Limelight boasts the fifth largest network in the world, with a private fiber-optic infrastructure hooked up to 18, 000 servers and direct connections to 950 access networks. Add in more than 6.6 tetrabytes per second of global egress capacity and more than 11 petabytes of customer content storage.
Through the integration of presentation-layer (courtesy of its May acquisition of Acceloweb) and network-level optimization technologies, Limelight Accelerate employs browser acceleration techniques to prioritize page or app content so it can be loaded fastest. This is further optimized for specific browsers, because they all have different loading instructions, as well as operating systems and devices — Limelight currently has profiles for more than 1, 000 mobile devices.
So after the average 2 seconds to make the handshake between browser and site, Limelight Accelerate can load the presentation layer (what users engage with — images, text links, etc.) in as little as half a second, compared to 3.5 seconds without acceleration.
However, we’re not talking about a complete page load because Limelight is more concerned with the “time to action.” How many times have you clicked-through a page while it was still materializing from the vast of the Internet? You saw what you were looking for, or something important caught your eye and the need to click was too strong to ignore. To spell it out, time to action is how long it takes before a user can interact with the page.
In the “gotta have it now” digital world, every half second of load time severely increases the potential of user abandonment — sluggish e-commerce sites and marketer landing pages stare helplessly as potential conversions walk away. On the other hand, faster load times appear to increase site engagement. Case in point, Limelight client AllBarstools.com, part of the CSN Stores family, witnessed a 17% jump in page views per visitor with the addition of Accelerate.
But is Accelerate anything like Google’s new Page Speed Service, which also promises faster content delivery?
Not really, Cobb says: “That’s a great free tool, but it’s got limited functionality and inferior technology.” It only works for end users on Google’s Chrome browsers. “It’s a great solution for small part of the market.”
Accelerate is something far bigger. “It’s great for dynamics, ” adds Erin Quist, VP of enterprise solutions at rich media ad server EyeWonder, acquired by Limelight two years ago. Accelerate can enhance load times even when page content is personalized for various users. “You can bake it into every little edge-note.”
Because of Limelight’s goal of remaining neutral (“We want to be Switzerland, ” Cobb quips), Accelerate can run on any content network and be integrated into any other web acceleration services. There’s no infrastructure or plugins to install — the tool is completely browser-based.
Mobile Video Ad Interactivity
Just before launching Accelerate, Limelight found the time to expand the ad capabilities of its Limelight REACH Video platform, which optimizes video delivery across the gamut of mobile operating systems (remember those 1, 000 devices mentioned before?).
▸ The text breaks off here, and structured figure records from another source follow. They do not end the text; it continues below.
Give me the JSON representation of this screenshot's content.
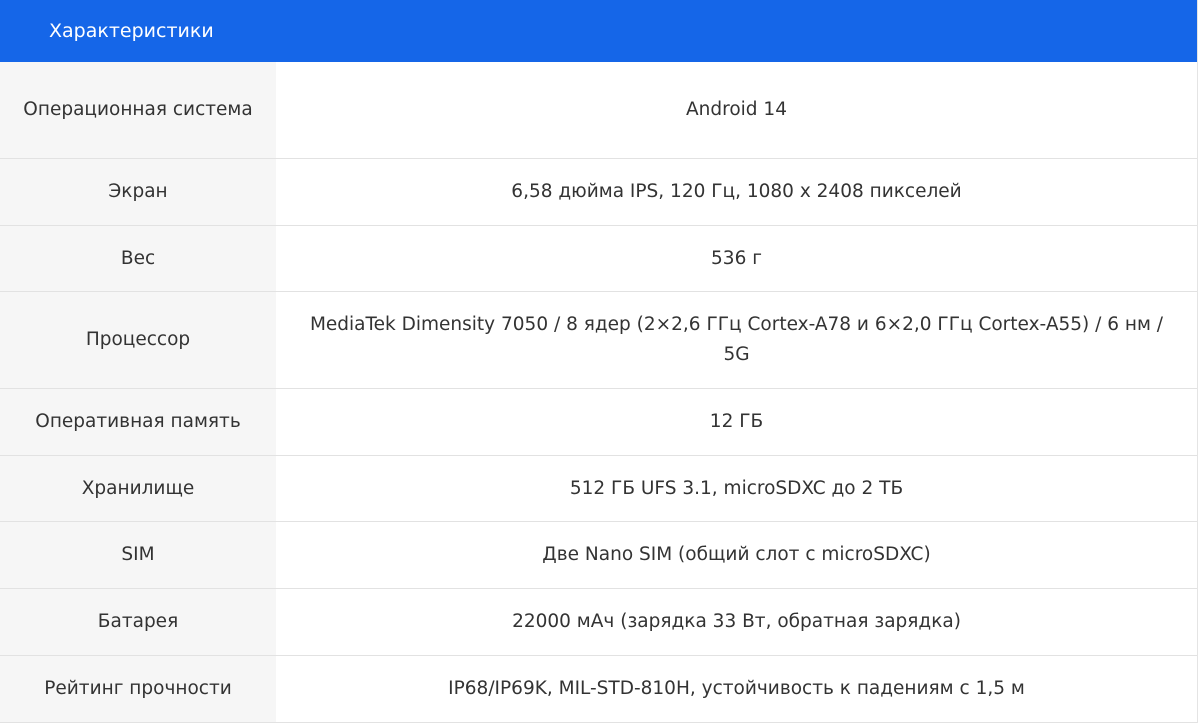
{
  "header": {
    "title": "Характеристики"
  },
  "rows": [
    {
      "label": "Операционная система",
      "value": "Android 14"
    },
    {
      "label": "Экран",
      "value": "6,58 дюйма IPS, 120 Гц, 1080 x 2408 пикселей"
    },
    {
      "label": "Вес",
      "value": "536 г"
    },
    {
      "label": "Процессор",
      "value": "MediaTek Dimensity 7050 / 8 ядер (2×2,6 ГГц Cortex-A78 и 6×2,0 ГГц Cortex-A55) / 6 нм / 5G"
    },
    {
      "label": "Оперативная память",
      "value": "12 ГБ"
    },
    {
      "label": "Хранилище",
      "value": "512 ГБ UFS 3.1, microSDXC до 2 ТБ"
    },
    {
      "label": "SIM",
      "value": "Две Nano SIM (общий слот с microSDXC)"
    },
    {
      "label": "Батарея",
      "value": "22000 мАч (зарядка 33 Вт, обратная зарядка)"
    },
    {
      "label": "Рейтинг прочности",
      "value": "IP68/IP69K, MIL-STD-810H, устойчивость к падениям с 1,5 м"
    }
  ],
  "colors": {
    "header": "#1566e8",
    "label_bg": "#f6f6f6"
  }
}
Joining pre-roll/post-roll unit REACH Ads, REACH Interactive serves interactive rich media units within iOS and Android apps — yup, it’s a little telescoping action, or apps within apps.
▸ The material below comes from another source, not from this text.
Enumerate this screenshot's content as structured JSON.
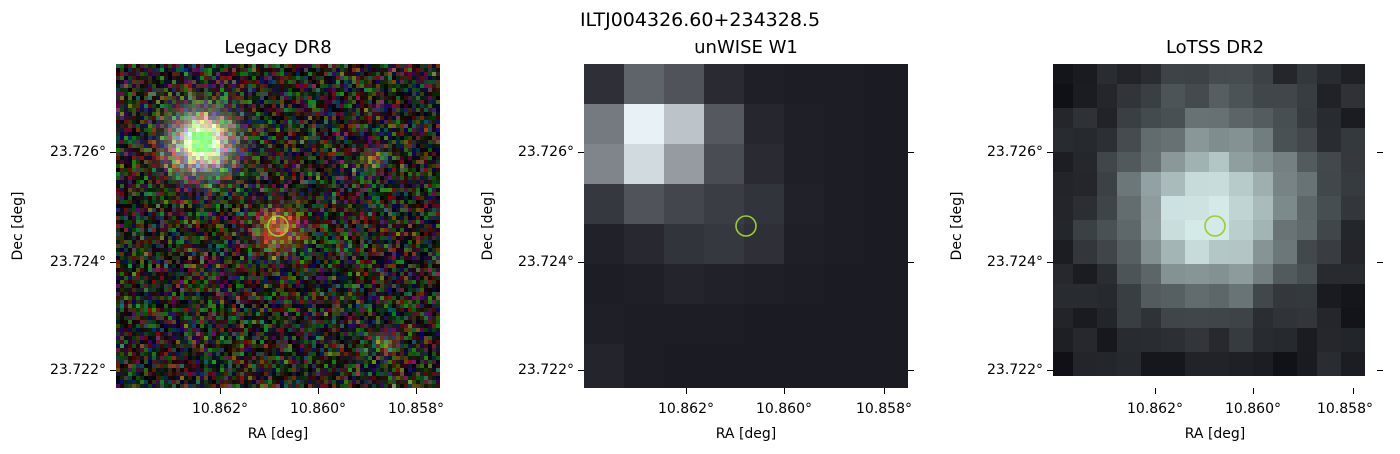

Cobb shows me a video ad for the movie “Thor, ” arriving on DVD imminently. I can pause the video, which brings up menu options such as a landing page that I can visit while remaining in the initial app. A call to action appears at the top of the stream suggesting I pre-order a copy of the blu-ray.
Advertisers will further impressed at the analytics related to ad interaction, such as stops and buffering trouble.
“It’s a natural transition from rich media ads, ” Quist summarizes. “REACH Interactive has really resonated with agencies.”
After years of ping-ponging around various industry publications, Gavin Dunaway finagled his way into the senior editor slot at Adotas, a depot for interactive advertising news and commentary. When not penning snarky articles about social media and behavioral targeting, the Washington, D.C. native and George Mason University graduate enjoys playing electric guitar so loud that the walls shake.